Updated by TylerRick (Tyler Rick) over 4 years ago
See also #6596, which proposes adding a similar method to Array
(Array#indexes
).
I don't know which term ("indices" or "indexes") is preferred. (They are both widely used plural forms of "index".) But whichever way it is decided, we should be consistent in the spelling between Array and String.
Speaking of big data sets, if you have a very large sequence, you might be interested in using a lazy enumerator, like the one I proposed here.
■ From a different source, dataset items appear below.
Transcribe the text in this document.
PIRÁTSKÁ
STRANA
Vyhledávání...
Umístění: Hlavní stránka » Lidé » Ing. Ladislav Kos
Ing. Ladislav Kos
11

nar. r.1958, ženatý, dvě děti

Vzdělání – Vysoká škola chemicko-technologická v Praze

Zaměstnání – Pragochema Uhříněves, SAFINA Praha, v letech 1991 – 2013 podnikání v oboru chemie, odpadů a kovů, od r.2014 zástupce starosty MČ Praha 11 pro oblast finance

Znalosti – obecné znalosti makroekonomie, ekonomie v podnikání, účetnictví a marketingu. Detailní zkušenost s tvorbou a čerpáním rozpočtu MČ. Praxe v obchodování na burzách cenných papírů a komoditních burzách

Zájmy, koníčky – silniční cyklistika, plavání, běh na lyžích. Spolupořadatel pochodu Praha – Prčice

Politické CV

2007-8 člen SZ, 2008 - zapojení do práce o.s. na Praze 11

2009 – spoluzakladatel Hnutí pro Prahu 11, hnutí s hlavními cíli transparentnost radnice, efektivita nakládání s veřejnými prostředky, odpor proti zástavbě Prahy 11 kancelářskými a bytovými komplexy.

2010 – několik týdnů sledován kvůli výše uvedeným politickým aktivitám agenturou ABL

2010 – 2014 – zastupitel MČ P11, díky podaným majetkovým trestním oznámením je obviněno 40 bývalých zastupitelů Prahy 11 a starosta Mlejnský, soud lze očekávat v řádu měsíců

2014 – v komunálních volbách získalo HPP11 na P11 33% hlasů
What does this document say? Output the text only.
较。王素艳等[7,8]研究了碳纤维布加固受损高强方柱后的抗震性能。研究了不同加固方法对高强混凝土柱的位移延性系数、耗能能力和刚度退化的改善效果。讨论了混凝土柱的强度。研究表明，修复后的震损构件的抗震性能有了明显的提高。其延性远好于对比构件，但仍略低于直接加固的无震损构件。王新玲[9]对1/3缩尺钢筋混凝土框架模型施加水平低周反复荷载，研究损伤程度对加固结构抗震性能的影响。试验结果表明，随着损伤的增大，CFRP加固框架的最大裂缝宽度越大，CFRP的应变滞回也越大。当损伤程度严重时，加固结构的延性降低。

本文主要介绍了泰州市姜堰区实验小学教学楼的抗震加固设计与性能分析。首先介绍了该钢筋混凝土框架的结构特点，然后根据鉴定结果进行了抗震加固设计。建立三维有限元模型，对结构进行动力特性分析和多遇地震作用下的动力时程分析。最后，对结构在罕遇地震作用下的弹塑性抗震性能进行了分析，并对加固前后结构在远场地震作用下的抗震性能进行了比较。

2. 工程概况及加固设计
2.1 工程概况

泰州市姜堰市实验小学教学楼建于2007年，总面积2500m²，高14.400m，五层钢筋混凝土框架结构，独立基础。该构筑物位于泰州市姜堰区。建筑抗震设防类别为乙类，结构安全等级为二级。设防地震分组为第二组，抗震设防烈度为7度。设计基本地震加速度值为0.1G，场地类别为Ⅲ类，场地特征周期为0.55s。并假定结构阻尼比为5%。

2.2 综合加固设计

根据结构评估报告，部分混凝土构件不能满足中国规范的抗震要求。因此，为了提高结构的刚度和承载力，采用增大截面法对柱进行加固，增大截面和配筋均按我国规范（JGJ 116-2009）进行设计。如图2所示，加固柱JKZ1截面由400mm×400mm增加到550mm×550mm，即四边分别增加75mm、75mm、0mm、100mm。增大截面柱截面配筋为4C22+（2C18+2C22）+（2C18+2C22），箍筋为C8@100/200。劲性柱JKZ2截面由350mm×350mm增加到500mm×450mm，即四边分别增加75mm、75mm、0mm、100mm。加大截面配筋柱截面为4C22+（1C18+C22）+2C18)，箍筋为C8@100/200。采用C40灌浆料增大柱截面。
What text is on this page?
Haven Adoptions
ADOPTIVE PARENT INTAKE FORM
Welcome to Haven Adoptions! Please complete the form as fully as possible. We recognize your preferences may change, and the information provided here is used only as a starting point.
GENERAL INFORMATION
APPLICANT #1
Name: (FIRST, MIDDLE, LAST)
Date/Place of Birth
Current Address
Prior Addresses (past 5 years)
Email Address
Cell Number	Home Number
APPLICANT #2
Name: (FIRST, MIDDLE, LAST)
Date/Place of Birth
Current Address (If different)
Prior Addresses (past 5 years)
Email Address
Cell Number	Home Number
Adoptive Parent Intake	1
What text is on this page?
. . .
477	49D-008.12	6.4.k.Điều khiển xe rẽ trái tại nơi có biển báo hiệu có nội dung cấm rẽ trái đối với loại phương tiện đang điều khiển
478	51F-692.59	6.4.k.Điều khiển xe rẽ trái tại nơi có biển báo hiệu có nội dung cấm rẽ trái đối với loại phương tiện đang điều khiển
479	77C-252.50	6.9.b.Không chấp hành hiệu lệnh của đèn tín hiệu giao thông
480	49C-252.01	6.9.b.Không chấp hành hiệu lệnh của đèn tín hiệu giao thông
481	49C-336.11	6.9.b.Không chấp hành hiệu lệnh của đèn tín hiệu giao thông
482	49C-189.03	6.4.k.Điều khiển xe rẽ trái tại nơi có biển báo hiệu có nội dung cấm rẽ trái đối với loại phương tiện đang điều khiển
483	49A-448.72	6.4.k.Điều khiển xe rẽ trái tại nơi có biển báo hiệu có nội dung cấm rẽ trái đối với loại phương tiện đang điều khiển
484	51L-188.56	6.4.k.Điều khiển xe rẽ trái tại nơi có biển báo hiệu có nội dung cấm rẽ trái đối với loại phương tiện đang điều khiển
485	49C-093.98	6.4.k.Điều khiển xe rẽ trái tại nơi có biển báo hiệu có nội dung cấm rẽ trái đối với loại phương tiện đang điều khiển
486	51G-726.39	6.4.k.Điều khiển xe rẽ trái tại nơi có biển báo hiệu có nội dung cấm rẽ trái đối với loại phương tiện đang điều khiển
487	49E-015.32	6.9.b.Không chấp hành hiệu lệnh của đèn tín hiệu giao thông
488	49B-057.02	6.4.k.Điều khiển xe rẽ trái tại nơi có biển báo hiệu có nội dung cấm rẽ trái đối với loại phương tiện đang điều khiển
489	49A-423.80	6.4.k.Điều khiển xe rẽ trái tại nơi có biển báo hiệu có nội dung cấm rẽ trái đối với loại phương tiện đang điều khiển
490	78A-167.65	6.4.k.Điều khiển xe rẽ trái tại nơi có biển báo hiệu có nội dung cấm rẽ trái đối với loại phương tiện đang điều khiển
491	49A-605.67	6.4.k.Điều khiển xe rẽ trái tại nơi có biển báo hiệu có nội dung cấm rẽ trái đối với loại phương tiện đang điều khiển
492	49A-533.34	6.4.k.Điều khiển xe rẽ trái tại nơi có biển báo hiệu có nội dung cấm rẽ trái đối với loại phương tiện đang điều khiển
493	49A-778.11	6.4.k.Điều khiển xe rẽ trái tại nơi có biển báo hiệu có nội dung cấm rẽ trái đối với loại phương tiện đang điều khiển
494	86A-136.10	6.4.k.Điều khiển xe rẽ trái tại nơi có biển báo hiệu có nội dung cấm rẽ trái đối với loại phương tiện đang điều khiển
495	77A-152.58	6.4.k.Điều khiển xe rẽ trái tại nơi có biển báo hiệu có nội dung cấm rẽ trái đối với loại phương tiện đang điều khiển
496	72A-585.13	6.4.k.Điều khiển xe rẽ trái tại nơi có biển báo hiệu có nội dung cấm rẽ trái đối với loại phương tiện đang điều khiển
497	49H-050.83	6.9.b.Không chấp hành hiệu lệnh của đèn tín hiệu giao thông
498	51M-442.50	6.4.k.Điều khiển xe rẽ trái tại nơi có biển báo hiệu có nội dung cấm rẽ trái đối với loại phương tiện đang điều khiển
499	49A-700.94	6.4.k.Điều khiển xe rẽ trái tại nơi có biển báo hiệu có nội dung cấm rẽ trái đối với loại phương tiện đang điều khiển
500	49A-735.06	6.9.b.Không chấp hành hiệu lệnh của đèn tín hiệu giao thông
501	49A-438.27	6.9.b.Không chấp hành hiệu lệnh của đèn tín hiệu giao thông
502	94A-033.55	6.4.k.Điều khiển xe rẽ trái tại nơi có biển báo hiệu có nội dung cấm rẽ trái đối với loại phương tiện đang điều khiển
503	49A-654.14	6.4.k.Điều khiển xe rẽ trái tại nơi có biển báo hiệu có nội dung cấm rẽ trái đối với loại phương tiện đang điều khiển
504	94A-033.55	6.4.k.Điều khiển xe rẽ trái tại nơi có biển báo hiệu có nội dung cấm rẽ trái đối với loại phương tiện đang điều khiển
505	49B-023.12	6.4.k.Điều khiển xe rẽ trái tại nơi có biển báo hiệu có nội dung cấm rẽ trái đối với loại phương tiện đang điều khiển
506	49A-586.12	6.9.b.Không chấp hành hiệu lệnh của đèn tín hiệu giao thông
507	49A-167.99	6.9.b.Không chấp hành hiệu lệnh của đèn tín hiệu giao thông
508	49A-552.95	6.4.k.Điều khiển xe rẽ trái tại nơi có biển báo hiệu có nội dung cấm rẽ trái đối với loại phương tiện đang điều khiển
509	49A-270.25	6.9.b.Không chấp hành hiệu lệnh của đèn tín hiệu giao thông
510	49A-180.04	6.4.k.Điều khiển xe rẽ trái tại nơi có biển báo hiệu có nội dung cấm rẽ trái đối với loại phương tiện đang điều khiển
I don't know if there is a way (or benefit) to use it directly on a string, but if your input is a near-endless stream and you have some way to convert your input into a Enumerator::Lazy
, then it would let you do something like this:
enum = 'abcabc'.chars.lazy.indexes('c')
#=> #<Enumerator::Lazy: ...>
enum.next
#=> 2
Updated by TylerRick (Tyler Rick) over 4 years ago
duerst (Martin Dürst) wrote in #note-1:
Just a quick question: Should the results include overlaps or not? I.e. is it
'abababa'.indices('aba') # => [0, 2, 4]
or is it just
'abababa'.indices('aba') # => [0, 4]
?
Good question! For what it's worth, it looks like the String#index_all
version of this method in Facets fines it in a non-overlapping way by default but has an option to do an overlapping search ("The reuse flag allows the trailing portion of a match to be reused for subsquent matches."):
> require 'facets/string/index_all'
=> true
> 'abababa'.index_all('aba')
=> [0, 4]
'abababa'.index_all('aba', reuse = true)
=> [0, 2, 4]
If this were to be included into core Ruby, would we want that to be an option, since one way may be more appropriate than the other given the specific use case? I would recommend making it a keyword arg, though. How about allow_overlap: true
?
It seems like for the bioinformatics use case, it would be more useful to allow matching in an overlapping way. This is analogous to the difference between Enumerable#each_cons
and Enumerable#each_slice
. I think you want to scan each consecutive sequence of n characters for a match, rather than just each slice.
By the way, to implement this (in Ruby), you could either iteratively call index
(with a different start-search index each time) like Facets did:
class String
def index_all(s, reuse=false)
s = Regexp.new(Regexp.escape(s)) unless Regexp===s
ia = []; i = 0
while (i = index(s,i))
ia << i
i += (reuse ? 1 : $~[0].size)
end
ia
end
end
'abababa'.index_all('aba', reuse = true)
=> [0, 2, 4]
or using each_cons
like this:
class String
def index_all(sought)
indexes = []
chars.each_cons(sought.length).with_index do |cons, i|
cons_str = cons.join
indexes << i if cons_str == sought
end
indexes
end
end
> 'abababa'.index_all('aba')
=> [0, 2, 4]
Updated by sawa (Tsuyoshi Sawada) over 4 years ago
Also, I am trying to learn from sawa on the issue tracker here, making useful suggestions. :)
If I have provided here anything that is worth your learning from, the first thing among them is probably to try to write things concisely.